Using iterative fragment assembly and progressive sequence truncation to facilitate phasing and crystal structure determination of distantly related proteins

Abstract

Molecular replacement (MR) often requires templates with high homology to solve the phase problem in X-ray crystallography. I-TASSER-MR has been developed to test whether the success rate for structure determination of distant-homology proteins could be improved by a combination of iterative fragmental structure-assembly simulations with progressive sequence truncation designed to trim regions with high variation. The pipeline was tested on two independent protein sets consisting of 61 proteins from CASP8 and 100 high-resolution proteins from the PDB. After excluding homologous templates, I-TASSER generated full-length models with an average TM-score of 0.773, which is 12% higher than the best threading templates. Using these as search models, I-TASSER-MR found correct MR solutions for 95 of 161 targets as judged by having a TFZ of >8 or with the final structure closer to the native than the initial search models. The success rate was 16% higher than when using the best threading templates. I-TASSER-MR was also applied to 14 protein targets from structure genomics centers. Seven of these were successfully solved by I-TASSER-MR. These results confirm that advanced structure assembly and progressive structural editing can significantly improve the success rate of MR for targets with distant homology to proteins of known structure.

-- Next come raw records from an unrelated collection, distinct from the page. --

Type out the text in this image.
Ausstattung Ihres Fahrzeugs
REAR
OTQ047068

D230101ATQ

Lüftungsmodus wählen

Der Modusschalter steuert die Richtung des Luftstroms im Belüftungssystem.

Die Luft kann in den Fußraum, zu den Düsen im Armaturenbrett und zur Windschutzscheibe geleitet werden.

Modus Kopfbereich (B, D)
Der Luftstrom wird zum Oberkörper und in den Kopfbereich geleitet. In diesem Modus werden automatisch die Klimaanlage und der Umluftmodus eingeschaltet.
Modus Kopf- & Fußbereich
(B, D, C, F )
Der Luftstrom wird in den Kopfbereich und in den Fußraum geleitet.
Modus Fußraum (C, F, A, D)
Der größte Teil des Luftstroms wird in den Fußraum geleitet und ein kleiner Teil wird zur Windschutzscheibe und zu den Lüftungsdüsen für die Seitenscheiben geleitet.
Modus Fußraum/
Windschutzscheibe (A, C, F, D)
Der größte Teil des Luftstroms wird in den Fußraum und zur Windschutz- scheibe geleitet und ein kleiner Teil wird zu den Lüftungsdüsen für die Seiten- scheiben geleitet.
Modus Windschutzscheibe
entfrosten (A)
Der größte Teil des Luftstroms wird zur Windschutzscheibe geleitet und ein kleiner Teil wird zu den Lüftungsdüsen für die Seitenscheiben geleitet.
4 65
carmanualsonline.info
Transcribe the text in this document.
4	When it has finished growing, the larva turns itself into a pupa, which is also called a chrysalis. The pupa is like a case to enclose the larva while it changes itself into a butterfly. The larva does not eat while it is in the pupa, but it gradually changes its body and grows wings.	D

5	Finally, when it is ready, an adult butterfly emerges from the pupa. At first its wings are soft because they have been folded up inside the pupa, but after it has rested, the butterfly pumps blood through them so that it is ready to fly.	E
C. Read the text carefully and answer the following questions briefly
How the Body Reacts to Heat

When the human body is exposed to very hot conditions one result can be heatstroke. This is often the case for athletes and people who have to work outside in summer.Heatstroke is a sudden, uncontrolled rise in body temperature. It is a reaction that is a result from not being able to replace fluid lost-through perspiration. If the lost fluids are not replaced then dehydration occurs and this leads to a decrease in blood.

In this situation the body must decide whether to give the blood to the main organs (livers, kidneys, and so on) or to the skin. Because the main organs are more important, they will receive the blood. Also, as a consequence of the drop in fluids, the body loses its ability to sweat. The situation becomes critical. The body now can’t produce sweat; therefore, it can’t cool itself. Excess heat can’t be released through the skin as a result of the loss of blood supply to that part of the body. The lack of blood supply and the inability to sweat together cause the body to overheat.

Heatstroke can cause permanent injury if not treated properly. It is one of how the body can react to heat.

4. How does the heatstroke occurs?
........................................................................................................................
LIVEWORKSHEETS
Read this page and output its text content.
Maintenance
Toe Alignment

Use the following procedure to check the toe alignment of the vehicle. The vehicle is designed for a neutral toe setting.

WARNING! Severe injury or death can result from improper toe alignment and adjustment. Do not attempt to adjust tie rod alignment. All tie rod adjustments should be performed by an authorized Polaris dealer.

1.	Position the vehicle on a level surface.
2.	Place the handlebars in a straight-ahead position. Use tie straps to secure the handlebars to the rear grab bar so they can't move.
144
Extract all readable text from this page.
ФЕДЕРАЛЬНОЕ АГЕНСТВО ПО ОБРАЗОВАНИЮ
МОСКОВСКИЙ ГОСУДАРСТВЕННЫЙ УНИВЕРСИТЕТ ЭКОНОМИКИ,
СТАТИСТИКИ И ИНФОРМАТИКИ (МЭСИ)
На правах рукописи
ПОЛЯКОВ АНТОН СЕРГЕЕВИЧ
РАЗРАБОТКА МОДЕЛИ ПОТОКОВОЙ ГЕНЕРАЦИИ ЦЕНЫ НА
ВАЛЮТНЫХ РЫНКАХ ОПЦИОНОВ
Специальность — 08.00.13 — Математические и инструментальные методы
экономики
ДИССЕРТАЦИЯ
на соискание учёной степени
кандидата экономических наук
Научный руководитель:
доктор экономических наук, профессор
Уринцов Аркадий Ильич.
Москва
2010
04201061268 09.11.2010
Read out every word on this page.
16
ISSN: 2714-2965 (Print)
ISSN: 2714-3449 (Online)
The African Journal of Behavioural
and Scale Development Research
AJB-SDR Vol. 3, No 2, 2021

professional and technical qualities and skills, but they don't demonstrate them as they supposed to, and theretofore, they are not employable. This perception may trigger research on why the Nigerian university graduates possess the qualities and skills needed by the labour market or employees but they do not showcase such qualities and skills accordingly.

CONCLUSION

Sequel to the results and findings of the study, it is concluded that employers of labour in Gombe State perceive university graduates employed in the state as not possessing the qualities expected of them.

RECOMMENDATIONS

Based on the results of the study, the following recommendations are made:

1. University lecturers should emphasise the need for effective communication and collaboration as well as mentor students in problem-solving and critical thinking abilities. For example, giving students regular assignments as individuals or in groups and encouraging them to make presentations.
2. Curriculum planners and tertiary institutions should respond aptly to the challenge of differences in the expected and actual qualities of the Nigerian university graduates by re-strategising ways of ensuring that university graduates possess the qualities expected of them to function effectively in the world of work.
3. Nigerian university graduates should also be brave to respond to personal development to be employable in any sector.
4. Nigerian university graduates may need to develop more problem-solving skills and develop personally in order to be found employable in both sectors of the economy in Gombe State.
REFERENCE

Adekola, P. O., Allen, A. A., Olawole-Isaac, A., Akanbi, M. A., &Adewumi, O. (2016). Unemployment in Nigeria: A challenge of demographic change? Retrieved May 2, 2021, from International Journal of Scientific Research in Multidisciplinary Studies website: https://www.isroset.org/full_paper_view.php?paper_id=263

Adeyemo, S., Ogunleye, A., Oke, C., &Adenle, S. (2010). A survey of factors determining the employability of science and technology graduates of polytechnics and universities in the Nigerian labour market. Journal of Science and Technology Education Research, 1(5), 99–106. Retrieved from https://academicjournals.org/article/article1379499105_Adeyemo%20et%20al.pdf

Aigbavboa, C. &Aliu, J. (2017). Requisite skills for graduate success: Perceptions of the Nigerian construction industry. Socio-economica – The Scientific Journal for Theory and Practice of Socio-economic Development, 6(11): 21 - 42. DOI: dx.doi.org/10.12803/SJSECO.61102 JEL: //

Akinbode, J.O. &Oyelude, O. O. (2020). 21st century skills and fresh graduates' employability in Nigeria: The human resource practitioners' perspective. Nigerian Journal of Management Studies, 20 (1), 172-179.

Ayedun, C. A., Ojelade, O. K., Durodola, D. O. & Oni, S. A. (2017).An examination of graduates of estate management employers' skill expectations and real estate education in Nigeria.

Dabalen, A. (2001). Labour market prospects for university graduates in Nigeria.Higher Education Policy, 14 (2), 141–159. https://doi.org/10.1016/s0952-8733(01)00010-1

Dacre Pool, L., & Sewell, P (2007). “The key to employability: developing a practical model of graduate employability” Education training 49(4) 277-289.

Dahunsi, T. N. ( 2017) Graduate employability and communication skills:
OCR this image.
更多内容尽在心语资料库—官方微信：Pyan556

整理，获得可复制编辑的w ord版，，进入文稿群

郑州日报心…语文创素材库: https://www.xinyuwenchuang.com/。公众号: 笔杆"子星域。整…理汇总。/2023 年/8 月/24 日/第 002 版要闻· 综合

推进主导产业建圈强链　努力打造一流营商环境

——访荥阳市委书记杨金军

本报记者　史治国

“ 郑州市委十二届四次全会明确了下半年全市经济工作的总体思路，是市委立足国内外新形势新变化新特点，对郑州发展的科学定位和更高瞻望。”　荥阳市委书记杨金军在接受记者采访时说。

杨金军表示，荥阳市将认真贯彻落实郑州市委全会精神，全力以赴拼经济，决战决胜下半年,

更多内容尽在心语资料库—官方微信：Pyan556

Keywords: I-TASSER; X-ray crystallography; molecular replacement; protein structure prediction; threading.

Figure 1

Flow chart of I-TASSER-MR. The target sequence is first threaded through nonredundant structures from the PDB library to identify structure templates (column 1), with three-dimensional full-length models constructed by iterative fragment-reassembly simulations (column 2). The structure models are progressively edited based on AVS, which demarks poorly predicted regions (column 3), and the resulting models are used in a standard MR search by Phaser followed by automated model building and refinement with phenix.autobuild (column 4).

Figure 2

Illustration of progressive truncation in I-TASSER-MR. (a) Superposition of the initial I-TASSER model (blue) and the experimental structure (cyan; PDB entry 3d89). The structure regions with a high AVS score selected for truncation by I-TASSER-MR are marked in red. The r.m.s.d., PBS and GDT-TS score of the two structures were 2.76 Å (821 atoms), 1.78 Å (821 atoms) and 0.66, respectively. (b) Overlay of the I-TASSER-MR solution (blue) generated without model truncation on the experimental 2m|F _o| − D|F _c| σ_A-weighted map calculated by the EDS contoured at 2σ. (c) Superposition of the final I-TASSER-MR structure solved using model truncation (blue) and the experimental structure. The r.m.s.d., PBS and GDT-TS scores of the structure were 0.95 Å (809 atoms), 0.24 Å (809 atoms) and 0.74, respectively. (d) Overlay of the successful truncated I-TASSER-MR structure (blue) and the experimental electron density.

Figure 3

Impact of B-factor assignment on MR solutions. (a) Superposition of PDB entry 2tnf (yellow) with I-TASSER-MR-generated solutions with constant (green, left panel) or AVS-based (red, right panel) B-factor schemes, which are overlaid on a 2m|F _o| − D|F _c| σ_A-weighted map calculated by the EDS contoured at 2σ. (b) Superposition of the native structure of PDB entry 3dcp (yellow) with I-TASSER-MR-generated solutions with a constant (green, left panel) or ASA-based (red, right panel) B-factor setting, which are overlaid on the corresponding electron-density map.

Figure 4

Typical distribution of residue truncations. (a) Superposition of the initial I-TASSER model (blue) and the native structure (cyan) of PDB entry 3dfa. Truncated residues are highlighted in red for the initial I-TASSER model; the analogous residues in the deposited structure are in green. The r.m.s.d., PBS and GDT-TS scores of the two structures are 2.98 Å (1761 atoms), 2.36 Å (1761 atoms) and 0.68, respectively. (b) Superposition of the I-TASSER-MR model and the experimental structure. The r.m.s.d., PBS and GDT-TS score of the two structures are 0.74 Å (1430 atoms), 0.24 Å (1430 atoms) and 0.63, respectively. (c) Overlay of the I-TASSER-MR structure (blue) on the 2m|F _o| − D|F _c| σ_A-weighted map contoured at 2σ.

Figure 5

Success rate of I-TASSER-MR at different levels of truncation. The x axis indicates the percentage of residues in the search model after model truncation, normalized by the target length.

Figure 6

Scatter plots of the resolution of the diffraction data for the 95 successful protein targets. The x axis shows the percentage of the sequence remaining in the search models for the successful MR solution. Each point represents one successful solution from a target protein at a specific truncation, whereby one protein can have multiple successful MR solutions at different truncations.

Figure 7

Correlation of MR with the C-score of the I-TASSER models. Histogram of the C-score of the I-TASSER models (light bars) and the average success rate of I-TASSER-MR in each C-score range (dark bars).